Every now and again something unusually nice and surprising happens. On Monday we took the boys to Legoland, Winsor. (No that’s not the nice and surprising thing – we usually go at least once during the summer.) The boys love Legoland and I prefer it to most of the other theme parks in the southeast because the rides appeal particularly to the under 12s. It is however very busy and expensive during peak times such as school holidays and Scrooge like as I am, I begrudge paying the exorbitant entry fees and then spending most of the day queuing 45 minutes at a time for a chance to watch Polly and the boys whiz around a track on a plastic brick-built dragon for 90 seconds. But still, it was the last week of their holiday and they had been good all summer and… well and, sometimes you get pleasure from seeing your children’s excitement and delight at a surprise treat.

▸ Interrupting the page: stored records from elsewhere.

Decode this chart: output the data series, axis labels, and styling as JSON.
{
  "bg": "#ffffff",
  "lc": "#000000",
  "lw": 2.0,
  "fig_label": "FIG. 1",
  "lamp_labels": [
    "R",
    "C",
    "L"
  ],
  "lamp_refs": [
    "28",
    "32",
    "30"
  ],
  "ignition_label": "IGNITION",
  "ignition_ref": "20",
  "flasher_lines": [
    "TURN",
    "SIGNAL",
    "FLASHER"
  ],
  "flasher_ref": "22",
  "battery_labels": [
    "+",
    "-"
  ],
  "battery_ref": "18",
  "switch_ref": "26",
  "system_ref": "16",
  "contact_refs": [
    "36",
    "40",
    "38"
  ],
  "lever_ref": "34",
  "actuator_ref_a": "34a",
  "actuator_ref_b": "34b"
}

We arrived to find cars queuing the entire length of the access road and realised that the park would be extremely busy today. We were aiming to meet up with a friend and her children at midday which seemed an increasingly unlikely happening. Fortunately Legoland has a substantial disabled car parking area. Unfortunately the substantial disabled car parking area was full. We circled the car park several times while I glared at people who seemed to leap from their cars and do handstands and cartwheels before remembering to limp slightly towards the park entrance. (Okay, perhaps I'm being uncharitable but could all those people really be disabled?) Eventually we pulled up behind a car from which a wheelchair was being unloaded. We weren't in a designated parking bay but since at least 50 other cars weren't either we decided to risk it. I took the boys to stand in the entry queue while Polly started chatting to the people unloading their wheelchair, making sure our van wasn't blocking them in any way.

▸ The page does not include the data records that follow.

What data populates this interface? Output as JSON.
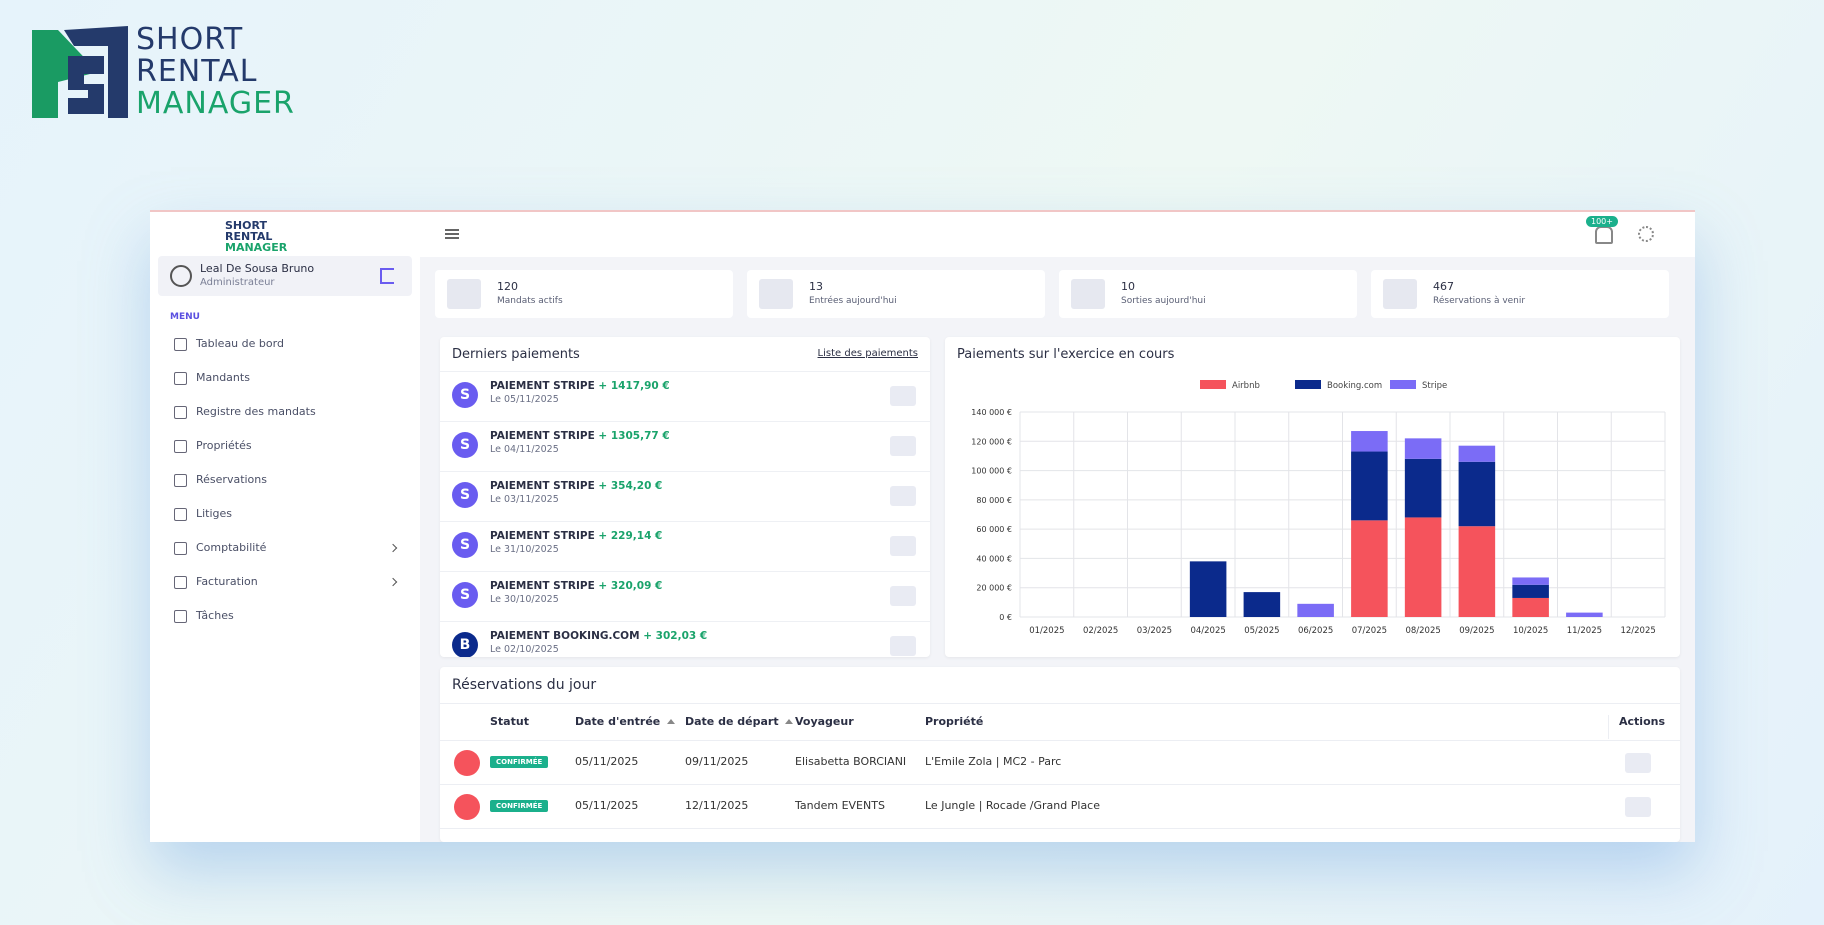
{
  "brand": {
    "line1": "SHORT",
    "line2": "RENTAL",
    "line3": "MANAGER"
  },
  "sidebar": {
    "user_name": "Leal De Sousa Bruno",
    "user_role": "Administrateur",
    "menu_label": "MENU",
    "menu": [
      "Tableau de bord",
      "Mandants",
      "Registre des mandats",
      "Propriétés",
      "Réservations",
      "Litiges",
      "Comptabilité",
      "Facturation",
      "Tâches"
    ]
  },
  "topbar": {
    "badge": "100+"
  },
  "stats": [
    {
      "value": 120,
      "label": "Mandats actifs"
    },
    {
      "value": 13,
      "label": "Entrées aujourd'hui"
    },
    {
      "value": 10,
      "label": "Sorties aujourd'hui"
    },
    {
      "value": 467,
      "label": "Réservations à venir"
    }
  ],
  "payments": {
    "title": "Derniers paiements",
    "link": "Liste des paiements",
    "items": [
      {
        "icon": "S",
        "name": "PAIEMENT STRIPE",
        "amount": "+ 1417,90 €",
        "date": "Le 05/11/2025"
      },
      {
        "icon": "S",
        "name": "PAIEMENT STRIPE",
        "amount": "+ 1305,77 €",
        "date": "Le 04/11/2025"
      },
      {
        "icon": "S",
        "name": "PAIEMENT STRIPE",
        "amount": "+ 354,20 €",
        "date": "Le 03/11/2025"
      },
      {
        "icon": "S",
        "name": "PAIEMENT STRIPE",
        "amount": "+ 229,14 €",
        "date": "Le 31/10/2025"
      },
      {
        "icon": "S",
        "name": "PAIEMENT STRIPE",
        "amount": "+ 320,09 €",
        "date": "Le 30/10/2025"
      },
      {
        "icon": "B",
        "name": "PAIEMENT BOOKING.COM",
        "amount": "+ 302,03 €",
        "date": "Le 02/10/2025"
      }
    ]
  },
  "chart_data": {
    "type": "stacked-bar",
    "title": "Paiements sur l'exercice en cours",
    "categories": [
      "01/2025",
      "02/2025",
      "03/2025",
      "04/2025",
      "05/2025",
      "06/2025",
      "07/2025",
      "08/2025",
      "09/2025",
      "10/2025",
      "11/2025",
      "12/2025"
    ],
    "series": [
      {
        "name": "Airbnb",
        "color": "#f5535c",
        "values": [
          0,
          0,
          0,
          0,
          0,
          0,
          66000,
          68000,
          62000,
          13000,
          0,
          0
        ]
      },
      {
        "name": "Booking.com",
        "color": "#0b2a8c",
        "values": [
          0,
          0,
          0,
          38000,
          17000,
          0,
          47000,
          40000,
          44000,
          9000,
          0,
          0
        ]
      },
      {
        "name": "Stripe",
        "color": "#7b6cf6",
        "values": [
          0,
          0,
          0,
          0,
          0,
          9000,
          14000,
          14000,
          11000,
          5000,
          3000,
          0
        ]
      }
    ],
    "ylim": [
      0,
      140000
    ],
    "yticks": [
      {
        "value": 0,
        "label": "0 €"
      },
      {
        "value": 20000,
        "label": "20 000 €"
      },
      {
        "value": 40000,
        "label": "40 000 €"
      },
      {
        "value": 60000,
        "label": "60 000 €"
      },
      {
        "value": 80000,
        "label": "80 000 €"
      },
      {
        "value": 100000,
        "label": "100 000 €"
      },
      {
        "value": 120000,
        "label": "120 000 €"
      },
      {
        "value": 140000,
        "label": "140 000 €"
      }
    ],
    "grid": true,
    "legend": "top"
  },
  "reservations": {
    "title": "Réservations du jour",
    "columns": [
      "Statut",
      "Date d'entrée",
      "Date de départ",
      "Voyageur",
      "Propriété",
      "Actions"
    ],
    "rows": [
      [
        "CONFIRMÉE",
        "05/11/2025",
        "09/11/2025",
        "Elisabetta BORCIANI",
        "L'Emile Zola | MC2 - Parc"
      ],
      [
        "CONFIRMÉE",
        "05/11/2025",
        "12/11/2025",
        "Tandem EVENTS",
        "Le Jungle | Rocade /Grand Place"
      ]
    ]
  }
}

The boys and I joined one of the seven or so lengthy queues to get into the park. It was already 12 o'clock and I was about to reach for my phone to call Anna and say we would be late meeting up with her when I looked up to see her standing one place ahead of us in the same queue. Once we'd had the “What are the odds on that happening” conversation she explained that they were parked in an over-overflow car park so distant she felt it was probably in another county. At that moment Polly arrived grinning like a Cheshire cat and clutching something in her hand.


At full price it costs a fortune to get in to Legoland. A family of 4, 2 children and 2 adults would set you back £122 ($240). Fortunately you can usually pick up a voucher from a magazine or supermarket product that will enable one child to go free. Also, with a proven disabled type person a registered carer can go for free. This brings the price down for our family to a little more reasonable £61 ($120).

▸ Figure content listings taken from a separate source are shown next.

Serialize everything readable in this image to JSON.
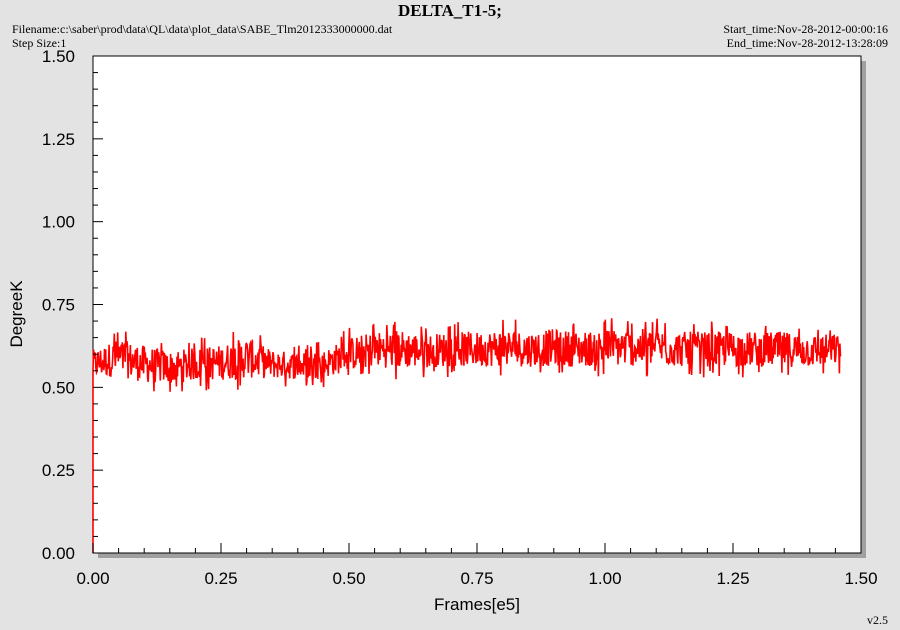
{
  "header": {
    "title": "DELTA_T1-5;",
    "filename": "Filename:c:\\saber\\prod\\data\\QL\\data\\plot_data\\SABE_Tlm2012333000000.dat",
    "step_size": "Step Size:1",
    "start_time": "Start_time:Nov-28-2012-00:00:16",
    "end_time": "End_time:Nov-28-2012-13:28:09"
  },
  "footer": {
    "version": "v2.5"
  },
  "colors": {
    "series": "#ff0000",
    "plot_bg": "#ffffff",
    "page_bg": "#e3e3e3"
  },
  "chart_data": {
    "type": "line",
    "title": "DELTA_T1-5;",
    "xlabel": "Frames[e5]",
    "ylabel": "DegreeK",
    "xlim": [
      0,
      1.5
    ],
    "ylim": [
      0,
      1.5
    ],
    "xticks": [
      "0.00",
      "0.25",
      "0.50",
      "0.75",
      "1.00",
      "1.25",
      "1.50"
    ],
    "yticks": [
      "0.00",
      "0.25",
      "0.50",
      "0.75",
      "1.00",
      "1.25",
      "1.50"
    ],
    "grid": false,
    "legend": "none",
    "series": [
      {
        "color": "#ff0000",
        "note_x_range": [
          0,
          1.46
        ],
        "x": [
          0.0,
          0.05,
          0.1,
          0.15,
          0.2,
          0.25,
          0.3,
          0.35,
          0.4,
          0.45,
          0.5,
          0.55,
          0.6,
          0.65,
          0.7,
          0.75,
          0.8,
          0.85,
          0.9,
          0.95,
          1.0,
          1.05,
          1.1,
          1.15,
          1.2,
          1.25,
          1.3,
          1.35,
          1.4,
          1.46
        ],
        "y_min": [
          0.5,
          0.5,
          0.48,
          0.48,
          0.49,
          0.49,
          0.49,
          0.5,
          0.5,
          0.5,
          0.52,
          0.53,
          0.52,
          0.53,
          0.53,
          0.53,
          0.53,
          0.53,
          0.53,
          0.53,
          0.53,
          0.53,
          0.53,
          0.53,
          0.53,
          0.53,
          0.53,
          0.53,
          0.53,
          0.54
        ],
        "y_max": [
          0.64,
          0.68,
          0.66,
          0.64,
          0.65,
          0.66,
          0.69,
          0.64,
          0.63,
          0.64,
          0.68,
          0.7,
          0.71,
          0.69,
          0.7,
          0.7,
          0.71,
          0.7,
          0.71,
          0.7,
          0.71,
          0.71,
          0.71,
          0.7,
          0.7,
          0.7,
          0.7,
          0.7,
          0.69,
          0.69
        ]
      }
    ]
  }
}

Polly gleefully held up 4 shiny yellow tickets. “Look what I've got! Those people in the car in front of us when we parked gave them to me.” “Why?” I asked not unreasonably and with my innate suspicion of 'free' gifts. It turned out that Polly, who can make life long friends with people whilst waiting to cross the road, had been chatting to these nice people about wheelchairs and parking and what have you. In the course of the conversation she offered them a discount voucher she had spare, but the family declined explaining that they were staying at a hotel on an all inclusive deal where as part of the package they'd been given an extra days set of tickets that they couldn't use because they had to travel home tomorrow. Then in a spirit of 'wheelchair users united' they gave Polly the spare tickets. “Here”, they said, “have an ice cream on us.”

We had a lovely time, with the children going on rides, building things and watching shows. The weather was lovely and even the queuing didn't stress me out because we weren't wasting our hard earned pennies on having paid to be there. Result.

So, if you are one of the very nice family who gave us your extra tickets in the overcrowded disabled car park at Legoland on Monday then thank you very much. I hope your random act of kindness is returned to you 10 fold.